With Matthew Shadbolt, The head of real estate products for the New York Times.
The power dynamic between a company and the consumer has changed. As Matthew Shadbolt, the head of real estate products for The New York Times knows - the key to relevance in the current marketplace to is to be as personalised and helpful as you can to a consumer – in ways never imagined.
By being open to change, The New York Times, like other legacy businesses has maintained its authority and experience as a very strong habit in readers' lives. He says, ”If you can hit the right people with the right content, at the right time and the right place - that's really the best approach”.
Matthew sees relentless helpfulness and the delicate effect of prizing time as instruments for growth.
Not that he hears it very often around the real estate traps but Matthew truly believes, “I think the key common denominator that really levels everybody is how helpful are you. Helpfulness makes a great realtor, but it also makes a great marketing person. It makes a great brokerage. How helpful were you to your agents as a broker - that's where the real value is”. His belief is echoed by some of the biggest companies in the world. At Cannes last year, Anna Hill, Chief Marketing Officer for The Walt Disney Company UK and Ireland said, “Smart partnerships and personalisation that’s relevant are two of the most important things for the future of marketing.” Matthew’s philosophy is, “The more service oriented we can be, the more answer driven we can be in sharing our expertise and the more visual we make those answers - so much the better”.
On the flipside to being helpful is also turning a critical eye to yourself and stop what you have been doing if it doesn’t help you be in the here and now and the future. Matthew says, “If time is your key commodity, it's the most valuable thing you have and the more of it you can give to your customers in a way that's valuable, so much the better. But having more time requires stopping doing a lot of things - getting smart about what you should not do”. This particularly applies to technology. Matthew says, “You built this thing and it's your baby and you spend 10 hours a week doing it but is it driving your business? Maybe, maybe not. You have to detach yourself from the investment that you've already made and say, “Is this the right thing now and for the future”. If it's not those things can be quite tough. You have to have a tough conversation with yourself about those things, but stopping things is a really, really important thing, especially for the real estate industry going forward because there's a tremendous amount of technical debt around the real estate industry”.
For both agents and The New York Times, the advent of Virtual Reality has presented an interesting opportunity for helpfulness.
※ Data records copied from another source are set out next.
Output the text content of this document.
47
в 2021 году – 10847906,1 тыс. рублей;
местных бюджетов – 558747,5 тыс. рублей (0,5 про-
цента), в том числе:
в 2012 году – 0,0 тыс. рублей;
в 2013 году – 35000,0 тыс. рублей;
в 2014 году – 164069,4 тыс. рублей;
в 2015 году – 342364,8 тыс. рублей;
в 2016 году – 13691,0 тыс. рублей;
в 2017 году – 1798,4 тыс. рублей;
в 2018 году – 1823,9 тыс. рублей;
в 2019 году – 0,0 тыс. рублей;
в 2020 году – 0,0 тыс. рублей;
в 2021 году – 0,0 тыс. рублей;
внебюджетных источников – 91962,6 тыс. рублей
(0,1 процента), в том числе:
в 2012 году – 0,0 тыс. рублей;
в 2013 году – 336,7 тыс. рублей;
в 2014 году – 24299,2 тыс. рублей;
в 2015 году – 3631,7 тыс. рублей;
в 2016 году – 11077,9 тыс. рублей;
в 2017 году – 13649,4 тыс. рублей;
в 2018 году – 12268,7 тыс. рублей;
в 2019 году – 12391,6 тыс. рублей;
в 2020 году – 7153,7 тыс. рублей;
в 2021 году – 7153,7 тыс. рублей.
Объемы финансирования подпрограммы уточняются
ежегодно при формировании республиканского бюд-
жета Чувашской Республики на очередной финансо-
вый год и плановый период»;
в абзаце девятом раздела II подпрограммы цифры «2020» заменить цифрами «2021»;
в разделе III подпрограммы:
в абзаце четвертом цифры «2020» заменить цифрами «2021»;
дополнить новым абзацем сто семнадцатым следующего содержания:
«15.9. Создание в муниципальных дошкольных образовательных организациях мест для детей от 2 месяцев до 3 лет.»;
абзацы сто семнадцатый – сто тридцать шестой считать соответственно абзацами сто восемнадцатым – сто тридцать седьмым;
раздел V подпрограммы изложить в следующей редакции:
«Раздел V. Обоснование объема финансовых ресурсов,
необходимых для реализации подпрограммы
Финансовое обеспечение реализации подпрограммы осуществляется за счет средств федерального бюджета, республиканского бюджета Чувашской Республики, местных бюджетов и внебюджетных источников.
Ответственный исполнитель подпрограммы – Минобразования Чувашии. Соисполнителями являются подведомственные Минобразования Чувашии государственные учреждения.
For time poor consumers, Virtual Reality can clearly and easily enhance the customer experience. Matthew says, “There's some really obvious places that you can go to with Virtual Reality. The immediately obvious place is to think about home tours and to basically do Virtual Reality versions of what we all do in listings pages online and then at a slightly higher level, maybe with video”. You can go one step further and use VR to sell a suburb. Matthew says with VR you can show, “What does it feel like to walk my dog on a Sunday morning, go grab a coffee? It's those kinds of things and those are never answered in things like listings pages. They're always answered in face-to-face conversations with the realtor because the realtor knows this kind of stuff, I believe. Having that experience virtually and being able to have that guidance and insight narrated to you and to get a really immersive sense of what it feels like to live in a neighbourhood is a really interesting problem to work on. I think Virtual Reality could be really instrumental in solving that for users”. He continues, VR can answer, “is this the right town for me? How far is my walk from the subway station or what is good around here? What will I be able to walk to with my family? It's all of those kind of questions that are really emotionally important for a purchase of a home”.
Interestingly, in a way perhaps the company never realised, Virtual Reality also enabled The New York Times to reconceptualise its strengths and aid its’ customers. Matthew says, “Virtual Reality (VR) is a very, very high tech type experience, very immersive and very forward thinking, only recently has started to really have its moment. Once you start to see ads on TV for Playstation VR or Samsung VR, then you know it's going to be a big thing with millions of these headsets in people's homes. For The New York Times, thinking about Virtual Reality is really interesting based on our core mission of trying to inform readers and make sure that they understand and they can empathise with a story”.
In a really interesting project, Matthew says, “We partnered with Google to distribute over a million Google cardboard headsets through one of the most traditional forms of distribution, the newspaper. We're a 160-year-old organisation with this very vast print distribution network and we bundled the Google Cardboard viewers with a Sunday delivery subscription. As a result, the adoption of Virtual Reailty was so much more significant having been able to put that in the hands of a million people through one of the oldest forms of distribution there still is”.
Matthew says, “For us, it's reconciling what we're really, really good at, which is innovative storytelling and immersive storytelling and the authority of our newsroom with the logistics of what we've always done in a way that creates these really delightful experiences for our readers”.
And there it is again – helpfulness.